Alain Croix dans son ouvrage « la Vie, la Mort, la Foi » avait été amené à s’intéresser à ce pèlerinage mais celui-ci est surtout analysé méthodiquement par Jean Christophe Brilloit, dans un article publié par les Annales de Bretagne de 1986, sur la base de la consultation d’un registre ouvert à cet effet à l’hôpital Saint-Yves de Rennes en 1650 et 1651. Les 2867 pèlerins recensés, chiffre considérable, proviennent essentiellement de toute la moitié nord de la France, jusqu’à Boulogne et Nancy avec une forte concentration en provenance de la Bretagne, de la Normandie, du Maine et de l’Anjou. Ce culte se propageait principalement par les moyens de communication traditionnels : les routes et les chemins, ainsi que les fleuves pour les paroisses traversées par la Loire et la Sarthe. Ce pèlerinage était surtout un phénomène rural, s’échelonnant sur toute l’année, mais avec une forte concentration au printemps, notamment le jour anniversaire du saint. Pour les personnes venant du Maine et de l’Anjou, le voyage durait entre dix et quinze jours et le séjour au monastère d’Ille-et-Vilaine pouvait durer un mois.

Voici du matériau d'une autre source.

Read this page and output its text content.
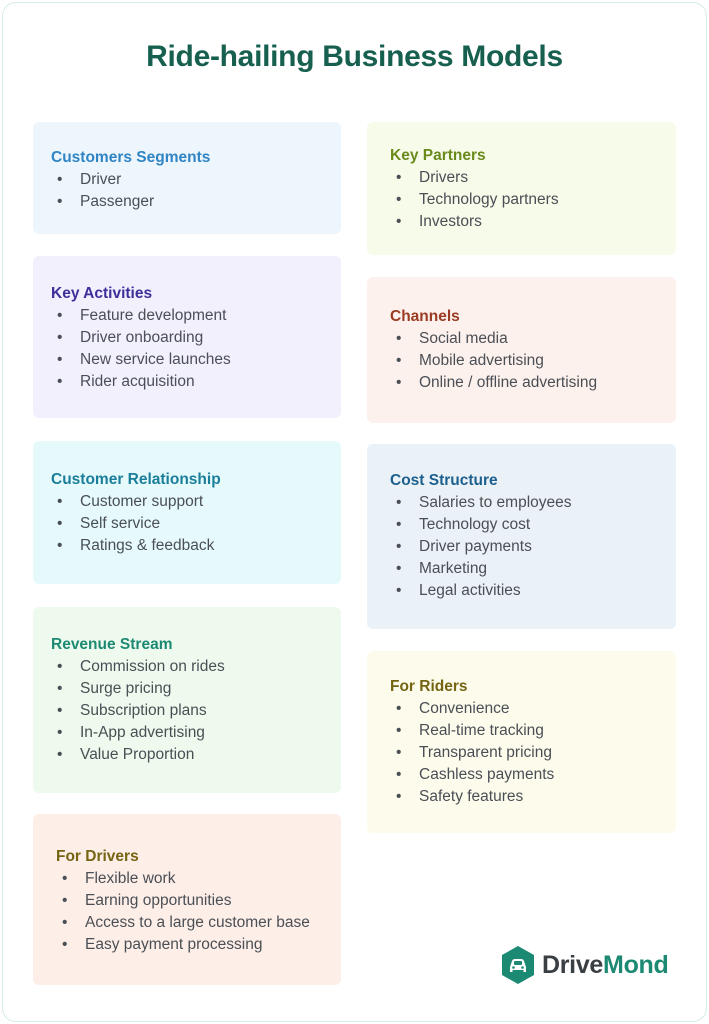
Ride-hailing Business Models
Customers Segments
• Driver
• Passenger
Key Partners
• Drivers
• Technology partners
• Investors
Key Activities
• Feature development
• Driver onboarding
• New service launches
• Rider acquisition
Channels
• Social media
• Mobile advertising
• Online / offline advertising
Customer Relationship
• Customer support
• Self service
• Ratings & feedback
Cost Structure
• Salaries to employees
• Technology cost
• Driver payments
• Marketing
• Legal activities
Revenue Stream
• Commission on rides
• Surge pricing
• Subscription plans
• In-App advertising
• Value Proportion
For Riders
• Convenience
• Real-time tracking
• Transparent pricing
• Cashless payments
• Safety features
For Drivers
• Flexible work
• Earning opportunities
• Access to a large customer base
• Easy payment processing
DriveMond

Le prieuré du Cellier était un lieu de repos pour ces pélerins, attesté par les registres paroissiaux qui mentionnent l’inhumation le 22 juin 1651, devant la porte de la chapelle, du corps de Nicolas Barbot, originaire de Montrelais et décédé la veille, soit le jour même de la fête du saint. Un autre décès est également signalé en 1653.

Signalons égalment que ce prieuré et les maisons attenantes et toujours existantes étaient une halte dans le cadre du pèlerinage breton vers Saint-Jacques-de-Compostelle.

CONCLUSION

La chapelle de Saint-Méen, aussi modeste soit-elle, fait partie du patrimoine culturel de la commune du Cellier. Elle témoigne de la place importante jouée par les fondations religieuses dans la création des paroisses, premières entités juridiques organisées des communautés de personnes.

Elle rappelle également la mémoire de son fondateur, personnage attachant qui, au delà de la légende, s’identifie à l’histoire de la Bretagne ainsi qu’à une période fascinante de celle-ci : celle du christianisme celtique.

Malheureusement cette chapelle est aujourd’hui en danger car elle menace de tomber en ruine. Il devient en effet urgent qu’une solution puisse être trouvée afin de lui éviter le sort de bien d’autres chapelles rurales.